Nobody Knows You When You’re Down & Out
Trouble In Mind
New Song (For The Morning)
Vampire Woman
Death Don’t Have No Mercy In This Land
Do Not Go Gentle
Serpent Of Dreams
Red River Blues
Waiting For A Train
That’s Alright Mama
Living In The Moment
Embryonic Journey
Good Shepherd
I See The Light
99 Year Blues
Last Train Out
I Am The Light Of This World
What Are They Doing In Heaven Today
Just Because

encore: Hesitation Blues

Highlights –

Serpent Of Dreams had been in my mind all week. I really hoped they’d play it; amazingly, they did.

Michael Falzarano introduced That’s Alright Mama with a brief tale of when they visited Graceland; they inspected The King’s record collection & were thrilled to find a copy of First Pull Up, Then Pull Down, & so the next song would be their tribute to Elvis.  Later, Michael noted that he written Last Train Out in memory of the late Allen Woody (Gov’t Mule’s original bassist).  Michael sang both songs and was great, I’ve always liked the character of his voice & the rhythmic drive he adds to the Tuna ensemble.

Barry Mitterhoff played on Red River Blues thru Good Shepherd, & then the last four songs, if I remember rightly.  (I should have taken better notes, but couldn’t tear myself away from the music enough to be that precise.)  He was superb throughout.

Jack ripped out extended solos on Good Shepherd, 99 Year Blues and Light Of This World, each one well thought out, starting with spare notes, ending with fingers flying, striking upper-fret bass chords in just the right places.  Masterful.  The crowd gave an ovation to every one before the songs ended.  There may be more virtuostic bassists in this world but no one plays it quite like Jack.

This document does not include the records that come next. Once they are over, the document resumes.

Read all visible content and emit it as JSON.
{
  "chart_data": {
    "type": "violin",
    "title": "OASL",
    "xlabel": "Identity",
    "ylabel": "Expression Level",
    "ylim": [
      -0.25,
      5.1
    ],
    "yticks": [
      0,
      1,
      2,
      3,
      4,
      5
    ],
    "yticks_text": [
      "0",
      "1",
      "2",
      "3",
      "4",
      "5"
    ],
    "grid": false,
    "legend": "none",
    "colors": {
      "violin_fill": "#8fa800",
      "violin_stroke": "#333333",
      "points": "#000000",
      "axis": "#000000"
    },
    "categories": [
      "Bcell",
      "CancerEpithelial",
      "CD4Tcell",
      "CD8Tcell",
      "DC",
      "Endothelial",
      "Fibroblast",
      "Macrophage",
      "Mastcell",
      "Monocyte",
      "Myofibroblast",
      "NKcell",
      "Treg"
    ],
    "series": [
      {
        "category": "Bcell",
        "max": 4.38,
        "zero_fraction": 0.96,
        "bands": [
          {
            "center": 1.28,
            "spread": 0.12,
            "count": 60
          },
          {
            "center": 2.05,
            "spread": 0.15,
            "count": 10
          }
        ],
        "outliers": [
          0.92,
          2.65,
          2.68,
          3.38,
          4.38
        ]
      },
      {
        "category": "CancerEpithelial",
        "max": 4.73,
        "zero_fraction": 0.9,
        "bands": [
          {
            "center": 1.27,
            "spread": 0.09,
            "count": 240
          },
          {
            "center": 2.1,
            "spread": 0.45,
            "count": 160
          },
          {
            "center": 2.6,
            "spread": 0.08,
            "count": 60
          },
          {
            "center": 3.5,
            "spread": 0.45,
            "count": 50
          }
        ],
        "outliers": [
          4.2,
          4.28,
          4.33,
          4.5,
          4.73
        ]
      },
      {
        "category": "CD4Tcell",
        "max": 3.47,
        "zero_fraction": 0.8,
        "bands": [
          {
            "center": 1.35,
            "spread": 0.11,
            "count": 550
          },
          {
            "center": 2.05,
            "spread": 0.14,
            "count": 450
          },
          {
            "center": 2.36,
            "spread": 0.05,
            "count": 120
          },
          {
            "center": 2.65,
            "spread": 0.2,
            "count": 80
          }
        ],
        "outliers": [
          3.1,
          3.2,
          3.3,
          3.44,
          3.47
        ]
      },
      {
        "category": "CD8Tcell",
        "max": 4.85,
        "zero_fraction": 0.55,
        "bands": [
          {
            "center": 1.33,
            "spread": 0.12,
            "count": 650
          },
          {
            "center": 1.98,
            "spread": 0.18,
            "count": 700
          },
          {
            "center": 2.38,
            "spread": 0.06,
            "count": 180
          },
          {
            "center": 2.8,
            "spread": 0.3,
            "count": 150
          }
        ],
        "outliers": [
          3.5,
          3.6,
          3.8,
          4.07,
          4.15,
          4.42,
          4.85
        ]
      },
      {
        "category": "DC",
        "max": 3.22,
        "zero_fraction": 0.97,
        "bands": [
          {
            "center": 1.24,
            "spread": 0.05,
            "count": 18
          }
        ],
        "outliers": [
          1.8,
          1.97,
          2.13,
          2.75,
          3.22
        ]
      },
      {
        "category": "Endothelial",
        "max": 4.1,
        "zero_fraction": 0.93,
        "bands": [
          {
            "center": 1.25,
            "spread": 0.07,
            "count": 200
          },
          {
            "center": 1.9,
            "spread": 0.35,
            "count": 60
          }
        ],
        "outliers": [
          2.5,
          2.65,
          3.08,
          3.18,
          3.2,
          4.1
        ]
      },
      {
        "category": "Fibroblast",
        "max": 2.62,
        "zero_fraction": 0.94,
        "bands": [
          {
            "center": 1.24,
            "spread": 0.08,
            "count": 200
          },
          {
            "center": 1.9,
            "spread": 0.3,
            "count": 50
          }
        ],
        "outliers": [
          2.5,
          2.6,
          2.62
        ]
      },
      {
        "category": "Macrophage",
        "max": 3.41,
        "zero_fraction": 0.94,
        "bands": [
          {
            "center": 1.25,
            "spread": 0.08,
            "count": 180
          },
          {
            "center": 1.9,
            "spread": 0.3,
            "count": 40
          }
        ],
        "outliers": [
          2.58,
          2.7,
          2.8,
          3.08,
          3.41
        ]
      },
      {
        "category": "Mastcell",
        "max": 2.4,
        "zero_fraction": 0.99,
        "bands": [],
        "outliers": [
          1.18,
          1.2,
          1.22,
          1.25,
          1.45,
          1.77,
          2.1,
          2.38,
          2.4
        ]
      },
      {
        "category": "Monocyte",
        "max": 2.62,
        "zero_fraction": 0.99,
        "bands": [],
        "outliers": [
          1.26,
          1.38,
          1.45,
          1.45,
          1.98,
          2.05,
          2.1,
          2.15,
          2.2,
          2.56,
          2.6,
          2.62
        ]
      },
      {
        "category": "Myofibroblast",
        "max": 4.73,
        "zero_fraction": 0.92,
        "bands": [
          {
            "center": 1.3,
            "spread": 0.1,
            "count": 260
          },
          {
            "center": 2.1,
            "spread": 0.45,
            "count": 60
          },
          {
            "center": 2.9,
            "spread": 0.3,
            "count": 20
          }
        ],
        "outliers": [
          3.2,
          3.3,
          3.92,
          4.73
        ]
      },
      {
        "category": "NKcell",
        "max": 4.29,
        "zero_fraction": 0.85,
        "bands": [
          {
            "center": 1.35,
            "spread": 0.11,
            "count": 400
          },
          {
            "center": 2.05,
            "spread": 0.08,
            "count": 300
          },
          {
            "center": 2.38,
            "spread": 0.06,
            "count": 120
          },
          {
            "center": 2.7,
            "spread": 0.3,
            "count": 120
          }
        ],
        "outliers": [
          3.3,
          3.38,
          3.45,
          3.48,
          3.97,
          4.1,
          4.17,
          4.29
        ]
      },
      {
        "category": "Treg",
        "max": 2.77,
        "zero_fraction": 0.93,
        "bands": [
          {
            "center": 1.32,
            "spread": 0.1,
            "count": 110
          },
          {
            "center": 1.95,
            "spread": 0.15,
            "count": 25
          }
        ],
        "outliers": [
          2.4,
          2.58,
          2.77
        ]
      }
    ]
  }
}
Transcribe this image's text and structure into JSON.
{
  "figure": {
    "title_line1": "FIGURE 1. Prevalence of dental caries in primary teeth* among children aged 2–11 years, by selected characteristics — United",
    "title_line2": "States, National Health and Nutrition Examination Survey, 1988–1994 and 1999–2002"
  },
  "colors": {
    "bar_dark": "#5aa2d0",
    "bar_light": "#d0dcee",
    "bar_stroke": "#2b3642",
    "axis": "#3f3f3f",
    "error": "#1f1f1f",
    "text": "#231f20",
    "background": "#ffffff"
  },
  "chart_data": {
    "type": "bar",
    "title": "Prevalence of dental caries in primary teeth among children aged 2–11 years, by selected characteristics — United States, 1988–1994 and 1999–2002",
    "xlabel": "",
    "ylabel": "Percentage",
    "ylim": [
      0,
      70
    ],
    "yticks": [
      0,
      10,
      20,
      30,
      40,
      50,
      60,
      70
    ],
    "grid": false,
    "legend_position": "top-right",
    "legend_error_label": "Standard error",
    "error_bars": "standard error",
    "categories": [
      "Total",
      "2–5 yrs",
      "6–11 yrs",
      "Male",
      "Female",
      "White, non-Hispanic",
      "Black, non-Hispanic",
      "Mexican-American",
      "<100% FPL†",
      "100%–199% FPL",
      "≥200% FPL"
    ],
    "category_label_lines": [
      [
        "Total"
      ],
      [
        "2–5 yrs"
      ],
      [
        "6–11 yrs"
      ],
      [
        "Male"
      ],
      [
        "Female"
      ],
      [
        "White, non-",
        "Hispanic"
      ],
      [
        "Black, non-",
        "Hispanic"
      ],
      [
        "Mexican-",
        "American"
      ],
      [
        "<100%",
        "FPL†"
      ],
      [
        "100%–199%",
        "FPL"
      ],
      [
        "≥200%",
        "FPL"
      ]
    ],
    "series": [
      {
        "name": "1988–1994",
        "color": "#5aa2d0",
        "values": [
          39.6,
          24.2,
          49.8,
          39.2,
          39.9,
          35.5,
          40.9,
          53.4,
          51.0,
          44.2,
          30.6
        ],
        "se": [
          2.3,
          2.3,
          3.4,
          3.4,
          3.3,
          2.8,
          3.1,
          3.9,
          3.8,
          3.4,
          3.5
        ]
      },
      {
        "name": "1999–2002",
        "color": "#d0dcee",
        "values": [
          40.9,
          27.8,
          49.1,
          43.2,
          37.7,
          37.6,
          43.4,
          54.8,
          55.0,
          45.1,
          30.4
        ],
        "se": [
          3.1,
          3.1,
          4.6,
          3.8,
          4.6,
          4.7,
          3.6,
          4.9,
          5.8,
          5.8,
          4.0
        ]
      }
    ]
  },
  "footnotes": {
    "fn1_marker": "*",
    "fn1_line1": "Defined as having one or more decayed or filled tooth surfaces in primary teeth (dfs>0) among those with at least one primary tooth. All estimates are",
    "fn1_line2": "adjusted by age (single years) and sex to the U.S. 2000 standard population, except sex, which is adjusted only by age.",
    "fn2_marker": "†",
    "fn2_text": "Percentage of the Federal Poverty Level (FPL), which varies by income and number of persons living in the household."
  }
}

Jorma – his isn’t an easy voice to like, but it has a lot of character.  He hit his share of clams during the night (unlike Jack, who is so clean & precise), but as Buck Dharma says, “I never mind the clams, they let you know it’s live,”  and neither do I.  Jorma’s fingerpicking is staggeringly accomplished, and his spiky blues leads take me away to other times and places.  Tuna music, acid-drenched electric or quietly acoustic, has always been about tones & textures & sheer musicianship, with Jack & Jorma at the heart of it.  It’s changed and gone in many directions over the decades, and that heart still has a strong beat.